Rivaling Meatloaf’s Bat of Hell 1m55s of preamble for a hellishly long intro, here, after 237 words, we get to the point of this story.
Gather ‘round kids. Once upon a time, there was a steaming music app and it was a scientific wonder. It was based on the fully mapped music genome.
Yeah, song scientists mapped the DNA of diddies like the way medical scientists mapped the DNA of people. Experts analyzed thousands of songs across 450 dimensions. Rock and Pop have 150 genes. They’re like the Carsonella ruddi, a bacteria with only 160,000 genes. Rap songs have 350. Jazz about 400. World and classical music have up to 450. Each gene is scored from 0 to 5 with halves allowed. I would have just used a 1 to 10 scale, but, then, I’m not a music scientist.

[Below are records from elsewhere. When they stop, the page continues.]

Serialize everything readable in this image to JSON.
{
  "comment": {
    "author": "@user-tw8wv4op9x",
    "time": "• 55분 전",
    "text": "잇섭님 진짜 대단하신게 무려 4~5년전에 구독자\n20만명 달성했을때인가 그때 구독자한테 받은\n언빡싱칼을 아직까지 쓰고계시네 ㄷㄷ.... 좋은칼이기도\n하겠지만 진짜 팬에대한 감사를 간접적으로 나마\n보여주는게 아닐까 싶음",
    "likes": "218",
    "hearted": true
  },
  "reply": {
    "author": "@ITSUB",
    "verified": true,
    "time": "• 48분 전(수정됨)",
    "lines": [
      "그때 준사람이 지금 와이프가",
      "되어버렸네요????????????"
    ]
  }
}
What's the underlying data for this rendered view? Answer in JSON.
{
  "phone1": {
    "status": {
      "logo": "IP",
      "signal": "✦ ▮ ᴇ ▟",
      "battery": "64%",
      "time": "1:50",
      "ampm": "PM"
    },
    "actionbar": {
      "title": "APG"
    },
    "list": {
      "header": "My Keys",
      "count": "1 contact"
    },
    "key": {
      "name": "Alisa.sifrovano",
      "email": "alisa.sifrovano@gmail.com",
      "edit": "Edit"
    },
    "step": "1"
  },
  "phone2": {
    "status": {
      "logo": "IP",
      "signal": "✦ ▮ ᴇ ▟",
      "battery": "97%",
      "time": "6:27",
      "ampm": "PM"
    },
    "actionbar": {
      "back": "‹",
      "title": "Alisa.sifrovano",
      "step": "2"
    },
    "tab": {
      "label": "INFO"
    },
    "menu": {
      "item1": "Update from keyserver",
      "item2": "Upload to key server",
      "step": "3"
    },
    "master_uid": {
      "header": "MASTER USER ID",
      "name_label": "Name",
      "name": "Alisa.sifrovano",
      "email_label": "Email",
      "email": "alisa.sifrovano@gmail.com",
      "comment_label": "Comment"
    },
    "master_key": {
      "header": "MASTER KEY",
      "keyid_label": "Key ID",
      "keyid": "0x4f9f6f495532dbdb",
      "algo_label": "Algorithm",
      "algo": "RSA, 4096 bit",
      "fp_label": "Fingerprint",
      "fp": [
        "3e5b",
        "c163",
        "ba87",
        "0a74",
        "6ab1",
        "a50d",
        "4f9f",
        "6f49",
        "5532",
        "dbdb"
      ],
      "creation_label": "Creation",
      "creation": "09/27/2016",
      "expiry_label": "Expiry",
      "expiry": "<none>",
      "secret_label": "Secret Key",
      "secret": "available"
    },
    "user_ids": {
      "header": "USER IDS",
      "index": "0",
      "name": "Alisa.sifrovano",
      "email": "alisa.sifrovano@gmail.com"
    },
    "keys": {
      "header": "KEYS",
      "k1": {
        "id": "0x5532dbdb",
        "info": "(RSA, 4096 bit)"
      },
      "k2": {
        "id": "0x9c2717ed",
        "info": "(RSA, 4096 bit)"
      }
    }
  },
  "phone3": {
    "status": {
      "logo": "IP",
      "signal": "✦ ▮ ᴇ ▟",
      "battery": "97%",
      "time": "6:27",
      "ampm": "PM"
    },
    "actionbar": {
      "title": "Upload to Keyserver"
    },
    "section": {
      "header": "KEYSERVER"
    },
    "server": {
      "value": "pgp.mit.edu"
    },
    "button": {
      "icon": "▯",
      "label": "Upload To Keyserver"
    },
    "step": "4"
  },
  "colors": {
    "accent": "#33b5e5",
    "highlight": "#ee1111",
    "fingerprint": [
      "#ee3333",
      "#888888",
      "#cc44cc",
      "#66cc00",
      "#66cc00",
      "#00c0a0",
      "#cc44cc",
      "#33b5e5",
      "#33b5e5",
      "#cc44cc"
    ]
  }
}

Suffice to say, smarts were baked into the app’s DNA. So much so that its matching algorithm was unparalleled. In the early days of music streaming, the app dominated. Back in 2016, more than half (54%) of people who streamed music on an app used this app.

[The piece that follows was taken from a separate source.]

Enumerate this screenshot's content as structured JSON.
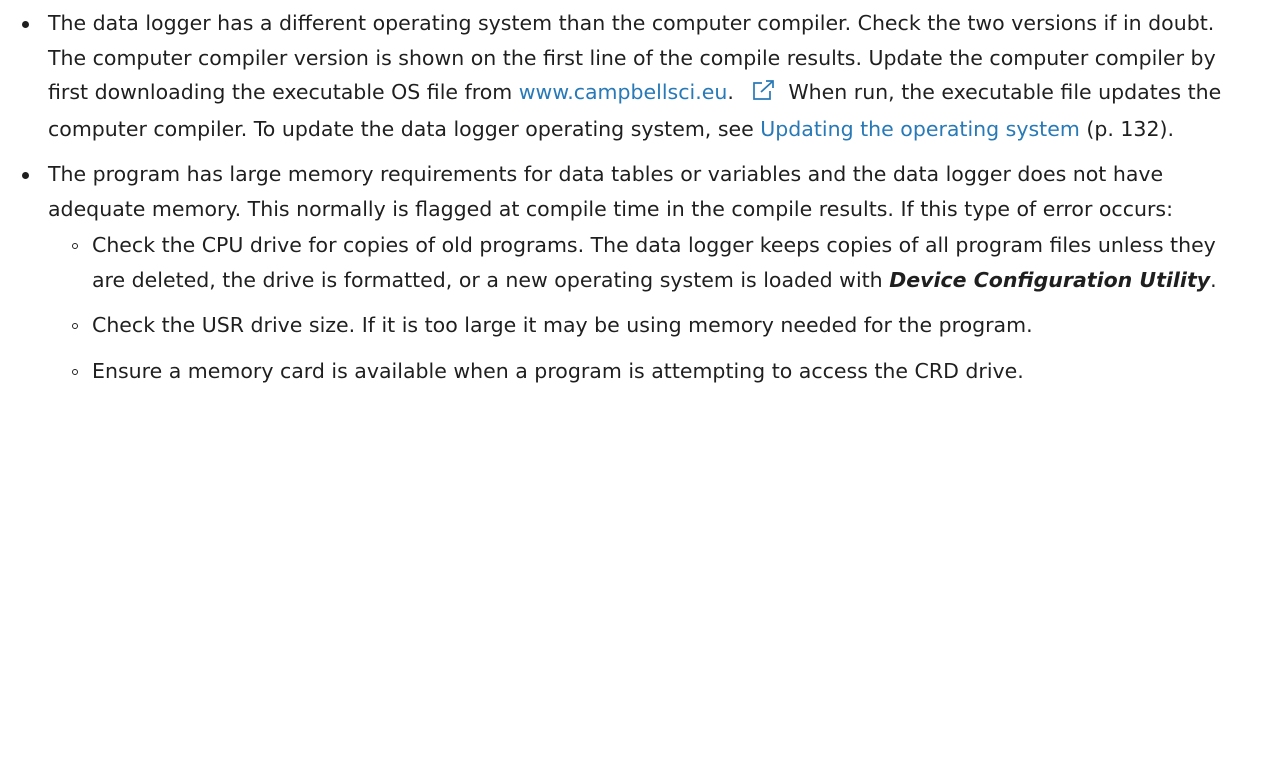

Today Pandora has lost more than half its users and has 16% market share. The genius app is Pandora by the way. Ask people under the age of 30 if they’ve heard of Pandora. Chances are, they haven’t.
Why did Spotify pass Pandora in 2020? Reading things like this, you might believe it was because of things like partnerships or podcasts. I don’t buy it. I think it’s because Spotify made it easy to create, play, and share playlists.
Don’t take my word for it. ErickPandora said it like this, “Spotify… lets you create and curate your own playlists, browse through a vast library of songs, and discover new tunes based on your existing preferences.” Erick is a Community Manager at… Pandora. He posted this Nearly two years ago on Pandora’s Community site. Say it again for the folks in the back… A Pandora Community Manager. At Pandora’s. Community. Site. Said, playlists.
There’s always a breakthrough that crowns a winner in a new category. Spotify leveraged playlists. Which is another way to say they leveraged people. I like certain songs. I put my the songs I like somewhere. Other people like my musical choices more than they like a machine that picks things. Plus, if I were given to care about such things, I would promote my playlists on other platforms (if I used any) and to my friends (if I had any) and watch my phone vibrate incessantly as it notifies me about all my new subscribers and likes. A machine doesn’t promote anything. Because, unlike people, machines don’t care.
By the time Spotify had streamed unskippable songs by: Steppenwolf, Lynyrd Skynyrd, Van Halen, George Thorogood & The Destroyers, CCR, and Deep Purple, I paused.
#UnskippableSongs. I remembered the origins of the hashtag. Sure, Jack Dorsey designed Twitter on a cocktail napkin. His enthusiastic community brought the curation mechanisms. Chris Messina invented the hashtag to organize content.
On a platform an algorithm prioritizes content for me. In a community, people in the community curate content for me. If your app-lovin’ community cares enough and your app makes the curation method easy enough, you can dominate a market.
Clearly, communities are better than platforms. Build a community.